The South Africa boxing board has moved swiftly in preparing gyms to put in place appropriate systems and practices to comply with health and hygiene measures to mitigate all risks of the Covid-19 pandemic.
The six-member board has been accused by some licensees of being lackadaisical in dealing with the deadly coronavirus that forced the sport and other sporting activities to close shop in March.
But the board, led by chair Peter Ngatane, has proved after sports minister Nathi Mthethwa spoke life in a dead situation by announcing last week that contact sport would be permitted to return to training, that they too want boxing to come back to life.
The board sent CEO Tsholofelo Lejaka to the Eastern Cape last week to visit gyms and put in place appropriate systems to comply with health and hygiene measures.
The purpose is to enable BSA to assure Mthethwa that all the boxing training facilities are indeed safe before a written approval from him can be sought that training can now be permitted.
“The inspection of boxing gyms revealed a mixed bag of observations. It re-emphasised the sharp contrast of economic realities that characterise the broader society of South Africa,” Lejaka said on Monday.
“While some of the gyms we inspected were adequately resourced and had strong leadership and sound management systems, others barely had anything in terms of material resources except their strong willpower to survive, produce world champions and thrive.

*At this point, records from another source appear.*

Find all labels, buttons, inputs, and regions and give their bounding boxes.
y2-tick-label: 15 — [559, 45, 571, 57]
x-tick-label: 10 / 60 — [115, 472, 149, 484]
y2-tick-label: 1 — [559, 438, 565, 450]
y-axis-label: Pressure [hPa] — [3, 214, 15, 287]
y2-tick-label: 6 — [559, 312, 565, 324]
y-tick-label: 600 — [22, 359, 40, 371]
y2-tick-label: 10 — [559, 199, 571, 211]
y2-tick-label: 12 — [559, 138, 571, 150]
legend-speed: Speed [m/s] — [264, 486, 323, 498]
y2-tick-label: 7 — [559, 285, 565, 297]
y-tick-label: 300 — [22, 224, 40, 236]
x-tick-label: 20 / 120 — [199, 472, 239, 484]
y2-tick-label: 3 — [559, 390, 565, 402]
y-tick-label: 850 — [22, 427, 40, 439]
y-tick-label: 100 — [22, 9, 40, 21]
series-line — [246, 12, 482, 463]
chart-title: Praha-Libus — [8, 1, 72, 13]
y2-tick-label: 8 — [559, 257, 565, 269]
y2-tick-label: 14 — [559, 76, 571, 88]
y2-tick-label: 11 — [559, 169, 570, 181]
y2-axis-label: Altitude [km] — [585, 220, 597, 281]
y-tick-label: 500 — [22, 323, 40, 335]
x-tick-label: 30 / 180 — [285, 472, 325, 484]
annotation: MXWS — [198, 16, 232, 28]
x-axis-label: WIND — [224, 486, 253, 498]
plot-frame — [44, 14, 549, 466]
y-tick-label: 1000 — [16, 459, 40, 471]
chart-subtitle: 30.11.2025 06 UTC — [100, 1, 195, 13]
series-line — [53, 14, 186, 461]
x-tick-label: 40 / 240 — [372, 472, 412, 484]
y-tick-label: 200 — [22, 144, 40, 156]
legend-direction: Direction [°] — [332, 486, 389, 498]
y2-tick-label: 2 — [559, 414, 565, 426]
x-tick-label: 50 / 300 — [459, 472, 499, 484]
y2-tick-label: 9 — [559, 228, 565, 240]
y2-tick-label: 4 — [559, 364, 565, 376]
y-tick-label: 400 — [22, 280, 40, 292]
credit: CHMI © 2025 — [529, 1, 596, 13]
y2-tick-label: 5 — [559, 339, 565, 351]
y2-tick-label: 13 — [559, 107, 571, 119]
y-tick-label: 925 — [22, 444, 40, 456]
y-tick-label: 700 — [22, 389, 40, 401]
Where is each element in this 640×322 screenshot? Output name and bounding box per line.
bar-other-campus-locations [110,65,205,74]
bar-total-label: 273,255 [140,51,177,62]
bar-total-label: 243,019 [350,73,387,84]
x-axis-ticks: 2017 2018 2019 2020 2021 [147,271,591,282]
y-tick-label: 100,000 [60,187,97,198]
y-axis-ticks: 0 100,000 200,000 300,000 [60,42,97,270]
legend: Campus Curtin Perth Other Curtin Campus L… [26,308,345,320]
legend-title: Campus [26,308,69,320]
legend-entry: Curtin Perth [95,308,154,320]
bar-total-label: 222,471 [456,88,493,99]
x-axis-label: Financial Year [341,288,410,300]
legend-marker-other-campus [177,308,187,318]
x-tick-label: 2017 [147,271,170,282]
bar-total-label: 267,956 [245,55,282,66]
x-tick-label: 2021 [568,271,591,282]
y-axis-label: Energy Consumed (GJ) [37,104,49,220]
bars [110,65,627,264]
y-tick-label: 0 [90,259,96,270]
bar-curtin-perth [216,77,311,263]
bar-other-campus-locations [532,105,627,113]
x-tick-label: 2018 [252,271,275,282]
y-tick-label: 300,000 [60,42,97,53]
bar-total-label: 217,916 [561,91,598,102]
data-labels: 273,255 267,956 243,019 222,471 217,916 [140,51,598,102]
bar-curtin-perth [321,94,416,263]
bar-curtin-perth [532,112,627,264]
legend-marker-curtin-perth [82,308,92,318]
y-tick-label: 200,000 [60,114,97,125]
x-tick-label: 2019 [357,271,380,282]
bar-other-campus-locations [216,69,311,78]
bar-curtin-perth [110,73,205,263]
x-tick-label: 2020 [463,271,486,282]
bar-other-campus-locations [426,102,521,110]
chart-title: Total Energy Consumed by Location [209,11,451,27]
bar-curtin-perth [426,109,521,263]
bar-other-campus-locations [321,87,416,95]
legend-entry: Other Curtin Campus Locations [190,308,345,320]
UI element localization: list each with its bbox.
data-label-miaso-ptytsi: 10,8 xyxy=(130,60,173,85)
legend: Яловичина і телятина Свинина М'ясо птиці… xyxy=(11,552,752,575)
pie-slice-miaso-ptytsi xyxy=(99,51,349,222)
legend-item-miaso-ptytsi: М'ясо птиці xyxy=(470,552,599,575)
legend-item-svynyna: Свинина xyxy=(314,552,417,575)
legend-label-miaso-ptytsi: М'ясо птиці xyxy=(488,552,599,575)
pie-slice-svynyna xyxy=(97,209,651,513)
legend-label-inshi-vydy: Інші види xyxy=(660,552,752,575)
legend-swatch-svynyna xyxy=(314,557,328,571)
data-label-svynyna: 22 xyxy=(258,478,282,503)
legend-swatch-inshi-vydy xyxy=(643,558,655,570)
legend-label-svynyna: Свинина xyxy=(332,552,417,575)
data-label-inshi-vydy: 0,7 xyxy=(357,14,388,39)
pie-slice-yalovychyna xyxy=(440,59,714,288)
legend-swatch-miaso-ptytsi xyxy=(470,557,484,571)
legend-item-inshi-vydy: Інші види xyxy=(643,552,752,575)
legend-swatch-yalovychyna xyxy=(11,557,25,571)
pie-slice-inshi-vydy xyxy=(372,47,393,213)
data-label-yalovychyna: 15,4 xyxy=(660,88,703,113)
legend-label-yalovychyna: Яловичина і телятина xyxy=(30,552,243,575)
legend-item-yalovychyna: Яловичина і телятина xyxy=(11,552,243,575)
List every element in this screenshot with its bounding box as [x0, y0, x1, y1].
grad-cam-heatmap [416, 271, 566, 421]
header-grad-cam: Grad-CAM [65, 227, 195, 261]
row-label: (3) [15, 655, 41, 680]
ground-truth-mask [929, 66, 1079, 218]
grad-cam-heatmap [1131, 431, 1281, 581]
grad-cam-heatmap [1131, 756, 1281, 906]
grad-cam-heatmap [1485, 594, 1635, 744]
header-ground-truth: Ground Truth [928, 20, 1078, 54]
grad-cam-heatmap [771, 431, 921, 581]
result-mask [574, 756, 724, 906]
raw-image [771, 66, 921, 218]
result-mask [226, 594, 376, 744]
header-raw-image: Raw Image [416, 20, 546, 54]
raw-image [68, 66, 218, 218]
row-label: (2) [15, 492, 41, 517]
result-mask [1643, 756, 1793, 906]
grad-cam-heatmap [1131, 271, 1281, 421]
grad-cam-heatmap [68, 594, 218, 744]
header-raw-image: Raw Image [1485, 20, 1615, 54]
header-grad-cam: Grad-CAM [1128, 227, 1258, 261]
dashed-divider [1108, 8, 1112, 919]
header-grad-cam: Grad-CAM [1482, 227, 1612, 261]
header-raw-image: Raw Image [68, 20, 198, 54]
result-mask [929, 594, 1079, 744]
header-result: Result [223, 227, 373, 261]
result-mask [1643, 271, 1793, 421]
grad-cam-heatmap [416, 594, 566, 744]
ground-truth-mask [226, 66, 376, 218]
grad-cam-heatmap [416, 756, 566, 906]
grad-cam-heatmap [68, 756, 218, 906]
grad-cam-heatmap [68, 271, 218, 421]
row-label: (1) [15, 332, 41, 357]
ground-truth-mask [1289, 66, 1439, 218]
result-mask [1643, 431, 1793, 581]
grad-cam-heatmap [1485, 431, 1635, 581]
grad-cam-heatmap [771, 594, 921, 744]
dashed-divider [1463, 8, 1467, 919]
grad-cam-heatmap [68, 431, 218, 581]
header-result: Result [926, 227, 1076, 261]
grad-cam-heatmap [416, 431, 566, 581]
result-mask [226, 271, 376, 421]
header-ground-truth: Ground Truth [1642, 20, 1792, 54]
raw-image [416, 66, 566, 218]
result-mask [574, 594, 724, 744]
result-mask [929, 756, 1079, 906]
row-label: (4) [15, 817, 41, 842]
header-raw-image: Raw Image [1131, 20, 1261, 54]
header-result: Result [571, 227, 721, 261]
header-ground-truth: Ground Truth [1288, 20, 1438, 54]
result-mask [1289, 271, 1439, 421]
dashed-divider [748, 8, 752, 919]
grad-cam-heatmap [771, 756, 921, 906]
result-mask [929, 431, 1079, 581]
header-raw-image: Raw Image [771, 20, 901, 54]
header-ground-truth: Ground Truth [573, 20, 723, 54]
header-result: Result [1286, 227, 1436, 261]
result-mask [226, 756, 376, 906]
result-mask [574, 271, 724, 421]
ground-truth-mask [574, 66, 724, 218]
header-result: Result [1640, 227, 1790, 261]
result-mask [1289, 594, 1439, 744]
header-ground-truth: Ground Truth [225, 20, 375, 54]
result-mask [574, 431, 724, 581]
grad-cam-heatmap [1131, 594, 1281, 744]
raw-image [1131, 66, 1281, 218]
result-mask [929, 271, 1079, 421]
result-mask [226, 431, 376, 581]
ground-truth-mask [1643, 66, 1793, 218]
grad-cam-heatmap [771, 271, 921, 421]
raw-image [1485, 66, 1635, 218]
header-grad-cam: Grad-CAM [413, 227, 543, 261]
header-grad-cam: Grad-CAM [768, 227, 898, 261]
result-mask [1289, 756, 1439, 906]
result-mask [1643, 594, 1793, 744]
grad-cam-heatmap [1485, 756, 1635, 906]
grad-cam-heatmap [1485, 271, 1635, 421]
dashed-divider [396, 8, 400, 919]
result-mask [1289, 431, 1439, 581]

“The inspection provided an ideal opportunity for BSA to interact with our trainers in the space where they spend at least five days of each week nurturing talent and grooming champions.”
Lejaka said the visit had afforded BSA a platform from which to better appreciate the hardships that face the lowest ranks of the licensed population and collectively figure out areas where they can intervene.
“Based on the needs analysis from this exercise and within the limited resources that BSA has, some way can be found to assist those struggling gyms at least with basic health and hygiene supplies,” he said.
“This might not be everything but clearly BSA can’t let any gym resume training without basic supplies to screen boxers daily and safeguard the space and equipment. BSA will now fine-tune its process and instruments to roll out a comprehensive nationwide inspection of all gyms led by provincial managers and where board members will also participate.”